KING’S Ely’s GCSE Geography students could be found exploring part of the beautiful North Norfolk coastline.

The Year 10 Geographers were investigating their coastal case study for the ‘Distinctive Landscapes’ unit of work. It so happens that the case study in their textbook is of the North Norfolk coastline, no coincidence there being as it was written by King’s Ely’s very own Mr Parkinson!

Head of Geography at King’s Ely Senior, Helen Melville, said: “In Geography, we thrive on getting out and about in our environment to explore and investigate the topics we are covering. The new GCSE course provides many opportunities to do this and we have a trip or experience planned to link with each of the eight units covered across the two years.

“We started the day with a trip on a boat out to Blakeney Point spit. The spit is formed by longshore drift on the coastline and grows in length by around 20 metres a year. We all enjoyed a rather splashy boat ride and watching the seals laze on the beaches, and we investigated how the National Trust land on the spit is managed to reduce erosion and the impacts of visitors.

“We headed east next to Sheringham, an archetypal British seaside town. We completed observations of what the land along the coast was used for to determine the value obtained by protecting it with heavy sea defences. We studied the defences themselves, estimating the huge costs involved and whether their impact can be balanced against their unsightly looks and expense. Sheringham of course is well renowned for its fish and chips and mammoth selection of ice cream flavours so of course we made sure we had time for a quick sample of these culinary delights before we headed off!
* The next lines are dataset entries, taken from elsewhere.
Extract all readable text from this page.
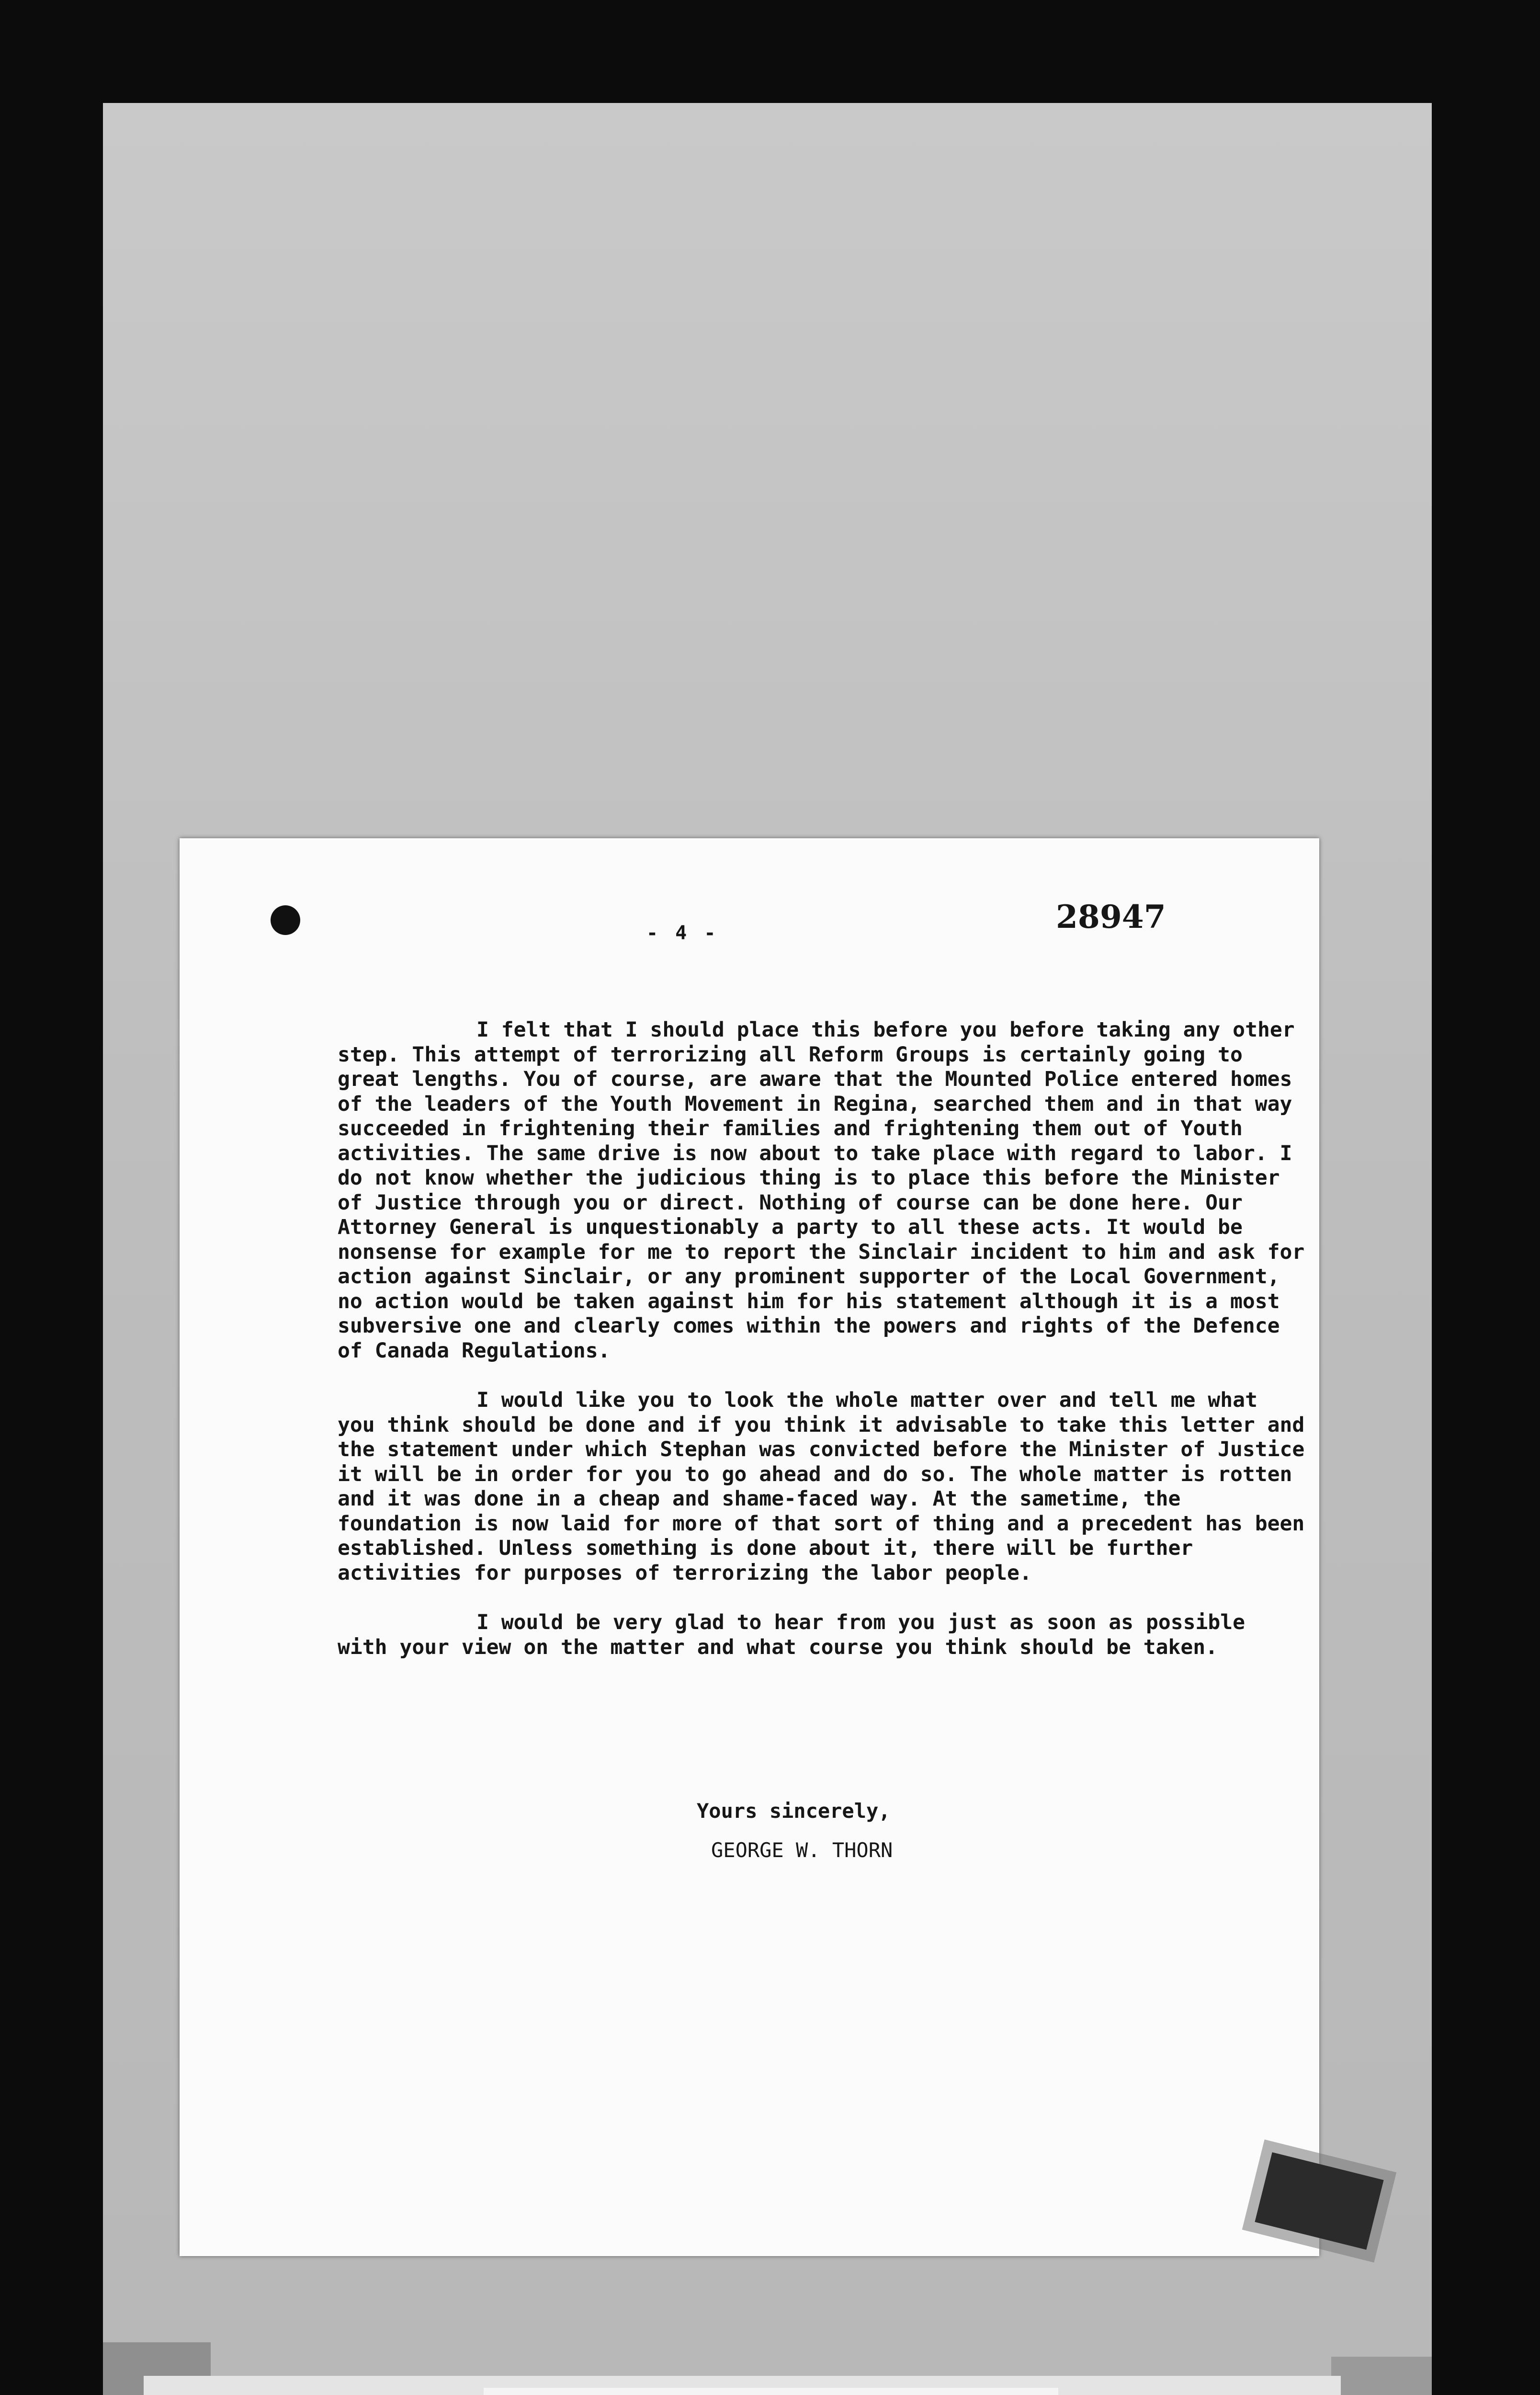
- 4 -	28947

I felt that I should place this before you before taking any other step. This attempt of terrorizing all Reform Groups is certainly going to great lengths. You of course, are aware that the Mounted Police entered homes of the leaders of the Youth Movement in Regina, searched them and in that way succeeded in frightening their families and frightening them out of Youth activities. The same drive is now about to take place with regard to labor. I do not know whether the judicious thing is to place this before the Minister of Justice through you or direct. Nothing of course can be done here. Our Attorney General is unquestionably a party to all these acts. It would be nonsense for example for me to report the Sinclair incident to him and ask for action against Sinclair, or any prominent supporter of the Local Government, no action would be taken against him for his statement although it is a most subversive one and clearly comes within the powers and rights of the Defence of Canada Regulations.

I would like you to look the whole matter over and tell me what you think should be done and if you think it advisable to take this letter and the statement under which Stephan was convicted before the Minister of Justice it will be in order for you to go ahead and do so. The whole matter is rotten and it was done in a cheap and shame-faced way. At the sametime, the foundation is now laid for more of that sort of thing and a precedent has been established. Unless something is done about it, there will be further activities for purposes of terrorizing the labor people.

I would be very glad to hear from you just as soon as possible with your view on the matter and what course you think should be taken.

Yours sincerely,
GEORGE W. THORN
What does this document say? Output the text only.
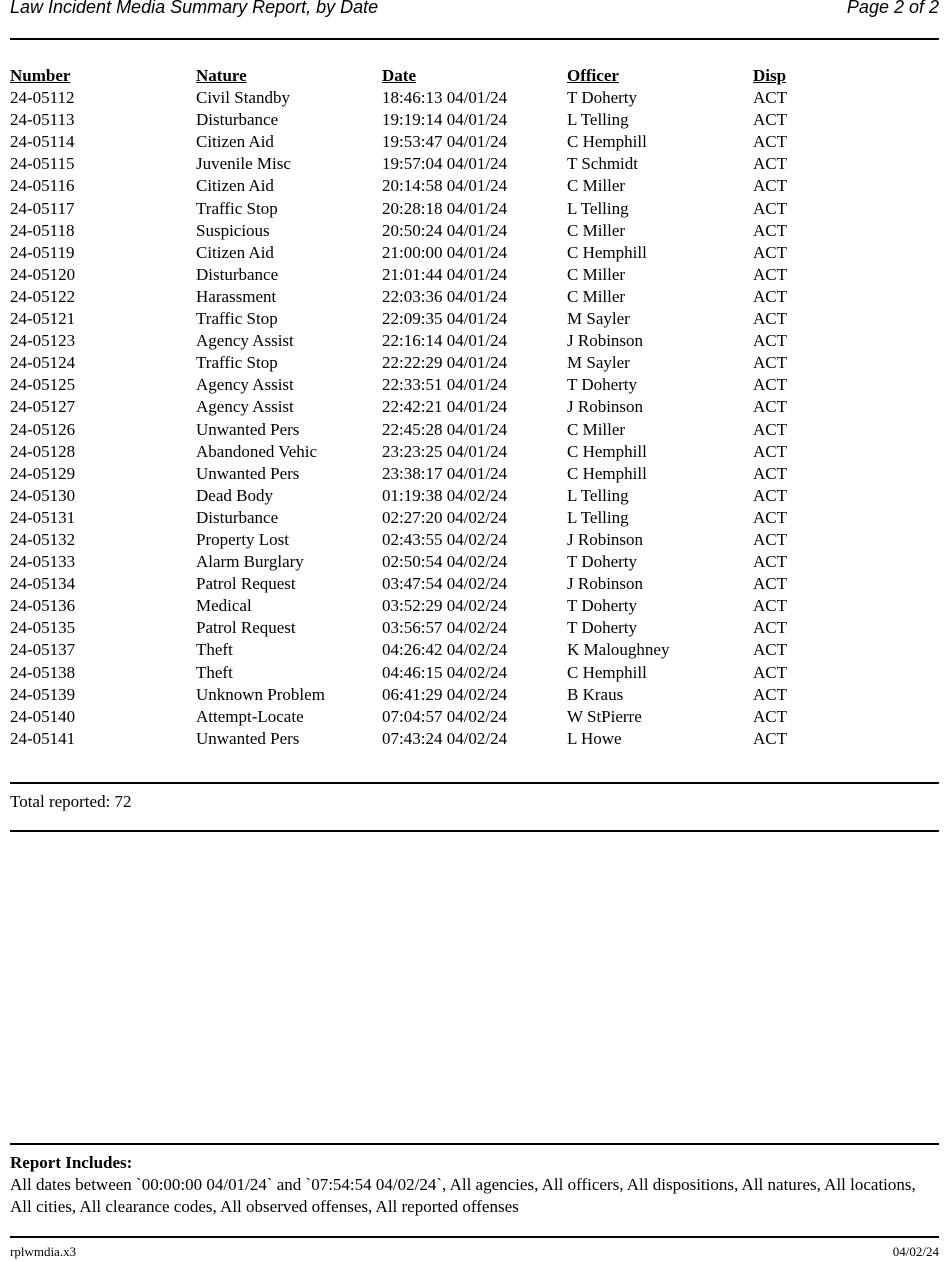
Law Incident Media Summary Report, by Date	Page 2 of 2
Number	Nature	Date	Officer	Disp
24-05112	Civil Standby	18:46:13 04/01/24	T Doherty	ACT
24-05113	Disturbance	19:19:14 04/01/24	L Telling	ACT
24-05114	Citizen Aid	19:53:47 04/01/24	C Hemphill	ACT
24-05115	Juvenile Misc	19:57:04 04/01/24	T Schmidt	ACT
24-05116	Citizen Aid	20:14:58 04/01/24	C Miller	ACT
24-05117	Traffic Stop	20:28:18 04/01/24	L Telling	ACT
24-05118	Suspicious	20:50:24 04/01/24	C Miller	ACT
24-05119	Citizen Aid	21:00:00 04/01/24	C Hemphill	ACT
24-05120	Disturbance	21:01:44 04/01/24	C Miller	ACT
24-05122	Harassment	22:03:36 04/01/24	C Miller	ACT
24-05121	Traffic Stop	22:09:35 04/01/24	M Sayler	ACT
24-05123	Agency Assist	22:16:14 04/01/24	J Robinson	ACT
24-05124	Traffic Stop	22:22:29 04/01/24	M Sayler	ACT
24-05125	Agency Assist	22:33:51 04/01/24	T Doherty	ACT
24-05127	Agency Assist	22:42:21 04/01/24	J Robinson	ACT
24-05126	Unwanted Pers	22:45:28 04/01/24	C Miller	ACT
24-05128	Abandoned Vehic	23:23:25 04/01/24	C Hemphill	ACT
24-05129	Unwanted Pers	23:38:17 04/01/24	C Hemphill	ACT
24-05130	Dead Body	01:19:38 04/02/24	L Telling	ACT
24-05131	Disturbance	02:27:20 04/02/24	L Telling	ACT
24-05132	Property Lost	02:43:55 04/02/24	J Robinson	ACT
24-05133	Alarm Burglary	02:50:54 04/02/24	T Doherty	ACT
24-05134	Patrol Request	03:47:54 04/02/24	J Robinson	ACT
24-05136	Medical	03:52:29 04/02/24	T Doherty	ACT
24-05135	Patrol Request	03:56:57 04/02/24	T Doherty	ACT
24-05137	Theft	04:26:42 04/02/24	K Maloughney	ACT
24-05138	Theft	04:46:15 04/02/24	C Hemphill	ACT
24-05139	Unknown Problem	06:41:29 04/02/24	B Kraus	ACT
24-05140	Attempt-Locate	07:04:57 04/02/24	W StPierre	ACT
24-05141	Unwanted Pers	07:43:24 04/02/24	L Howe	ACT
Total reported: 72
Report Includes:
All dates between `00:00:00 04/01/24` and `07:54:54 04/02/24`, All agencies, All officers, All dispositions, All natures, All locations, All cities, All clearance codes, All observed offenses, All reported offenses
rplwmdia.x3	04/02/24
“We then traveled to Overstrand where, despite sea defences, the erosion of the coast is still quite severe. We investigated the underlying geology that contributes to the rates of erosion and again, looked at the land values and evaluated the defences in order to compare them with those at Sheringham. We had a go at completing some field sketches of the cliff slumping and engineering methods before heading home and considered how the coast is shaped in places where there are no sea defences. Students commented that they had really enjoyed a day outside the classroom and that seeing the landscapes and processes for themselves was an invaluable learning experience.”